At Christmas and New Year there is a song sung here that goes;
‘Happy Christmas/New Year wi nor die-oh, Tell God tenki for mi life-oh’ which does mean ‘Happy Christmas/New Year we haven’t died, tell God thank you for my life’
People are so used to death that they do celebrate birthdays, Christmases and New Years because they have actually survived to see another year; death is that common here.
The health system here is slowly improving but the load on it is high, the number of patients needing it is high, the cost of it is high and the number of doctors and health care professionals is low. Because of this I am genuinely worried about the impact the current bringer of death, CoviD-19, could have.
This is a country that withstood the ravaging of Ebola, however the spread of coronavirus is so fast and the transmission is different. It is by droplets that can be easily passed from person to person, or from door handle to person, or from shared plates, cutlery, or packets of water (all very common practices here). Social distancing is hard, communities are packed, houses are full and crammed together, streets and markets are bustling with people, transport is busy and a greeting without a handshake isn’t considered a greeting at all. Despite not having a confirmed case (at the moment of writing) in the country the government have implemented a number of measures to try and reduce social distancing and have put the country on a state of emergency for the next 12 months.

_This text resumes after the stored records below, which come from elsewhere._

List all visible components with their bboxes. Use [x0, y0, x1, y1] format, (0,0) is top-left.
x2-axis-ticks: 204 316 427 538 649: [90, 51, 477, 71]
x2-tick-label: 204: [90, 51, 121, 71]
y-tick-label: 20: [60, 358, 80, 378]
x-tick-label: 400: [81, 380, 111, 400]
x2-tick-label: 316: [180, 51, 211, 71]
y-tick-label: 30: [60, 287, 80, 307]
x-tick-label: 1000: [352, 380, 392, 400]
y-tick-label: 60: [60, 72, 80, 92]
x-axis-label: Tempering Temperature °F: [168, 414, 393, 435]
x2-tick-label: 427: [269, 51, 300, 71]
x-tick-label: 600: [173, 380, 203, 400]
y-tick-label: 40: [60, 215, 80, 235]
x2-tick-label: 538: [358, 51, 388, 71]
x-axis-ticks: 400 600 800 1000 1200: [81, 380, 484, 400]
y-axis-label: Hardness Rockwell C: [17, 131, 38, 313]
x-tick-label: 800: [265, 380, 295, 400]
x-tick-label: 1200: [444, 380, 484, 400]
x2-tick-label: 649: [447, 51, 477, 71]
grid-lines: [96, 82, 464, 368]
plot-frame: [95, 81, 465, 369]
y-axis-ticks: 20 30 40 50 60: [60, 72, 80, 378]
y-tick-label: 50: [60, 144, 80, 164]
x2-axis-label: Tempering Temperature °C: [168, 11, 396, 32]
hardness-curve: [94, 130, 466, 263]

With all the death that happens here anyway on a daily basis, I say ‘not today’ to coronavirus and will keep on saying it. However, living here and witnessing what the healthcare system is like, and knowing that the majority of the life saving equipment and drugs available in the UK aren’t available here, does make me wonder how Sierra Leone will cope (if me saying ‘not today’ doesn’t work and the country is hit). But as the bible says “So don’t worry about tomorrow for tomorrow will bring its own worries. Today’s trouble is enough for today” (Matthew 6:34 NLT). All I can do is regularly wash my hands, try and inform as many people here as possible of appropriate precautions to take to limit any spread of the disease, pray, smile, laugh and, (the one I'm finding particularly difficult to do) stop touching my face. Throughout it all I still trust in God. I know this thought will be hard for some people to imagine and impossible for others, but I believe He is there, the best is yet to come and that He does give hope when all hope seems lost.
On a brighter note, my flat now has a washing machine (bought in fear that if there is a lock down I would have to do laundry by hand. Although, if there was a lock down I would likely only be wearing a pair of blue shorts so not a lot of laundry to do anyway.)